Q: What is your strongest element of franchisee support?
A: We’ve found three elements are most important. The first is meetings, which are held about every six weeks. The second is fast and helpful response to franchisee phone calls. And the third is that the franchisor phones each franchisee regularly, at least monthly but ideally weekly. In all this, the personal relationship seems to matter far more than business advice. We monitor franchisors and figure out what works through annual, confidential franchisee surveys.
Q: What can a franchisee expect a typical day to look like?
A: Most of our jobs are domestic and quite small, so a franchisee typically does quite a few. Even though we’re called ‘Jim’s Mowing’, we strongly encourage franchisees to look for extras such as gardening, landscaping, rubbish removal and gutter clearing, which typically pay better hourly rates and reduce the time spent in travel. We also counsel them to take more work close to home and sell off clients further away, to steadily reduce travel time.
Q: What skills do you seek in a franchisee?

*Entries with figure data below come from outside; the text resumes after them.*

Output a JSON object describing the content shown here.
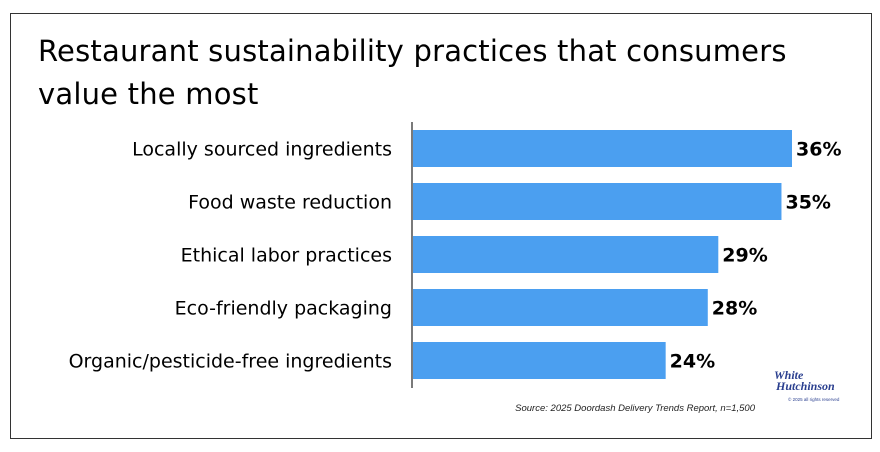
{
  "chart_data": {
    "type": "bar",
    "orientation": "horizontal",
    "title": "Restaurant sustainability practices that consumers value the most",
    "categories": [
      "Locally sourced ingredients",
      "Food waste reduction",
      "Ethical labor practices",
      "Eco-friendly packaging",
      "Organic/pesticide-free ingredients"
    ],
    "values": [
      36,
      35,
      29,
      28,
      24
    ],
    "value_labels": [
      "36%",
      "35%",
      "29%",
      "28%",
      "24%"
    ],
    "xlim": [
      0,
      36
    ],
    "bar_color": "#4b9ff0",
    "grid": false,
    "source": "Source: 2025 Doordash Delivery Trends Report, n=1,500"
  },
  "logo": {
    "line1": "White",
    "line2": "Hutchinson",
    "line3": "© 2025 all rights reserved"
  }
}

A: The first and most important is a passion for customers and strong aversion to letting them down. This applies to the work done, but even more to time-related actions such as phoning back fast and turning up on time. It’s also vital to have a self-critical attitude that accepts guidance and is always looking for ways to improve. Loving the job and the outdoors is also important. You don’t do well at a job you don’t enjoy. Specific skills such as pruning are less vital. They’re easily learnt.
Q: What growth opportunities are there for successful franchisees?
A: Many franchisees work on what we call ‘splits’, building up customers and selling the surplus to new franchisees, typically netting $20,000 to $25,000 each time. We also encourage them to employ people, with several now turning over millions of dollars a year. And we are always looking for capable leaders. One franchisee bought a franchise in 2014, then became a franchisor, then took over the dog wash division, and is now pioneering our growth into the UK.
Q: How long is a term?
A: Twenty years, but all our contracts have a right to renew at the end of a term, so effectively eternal.
Q: What is the cost of a franchise?
A: A mowing franchise is around $30,000 to $40,000, with equipment. Other divisions are more. Some, such as handyman, where the surplus of work is especially great, are less.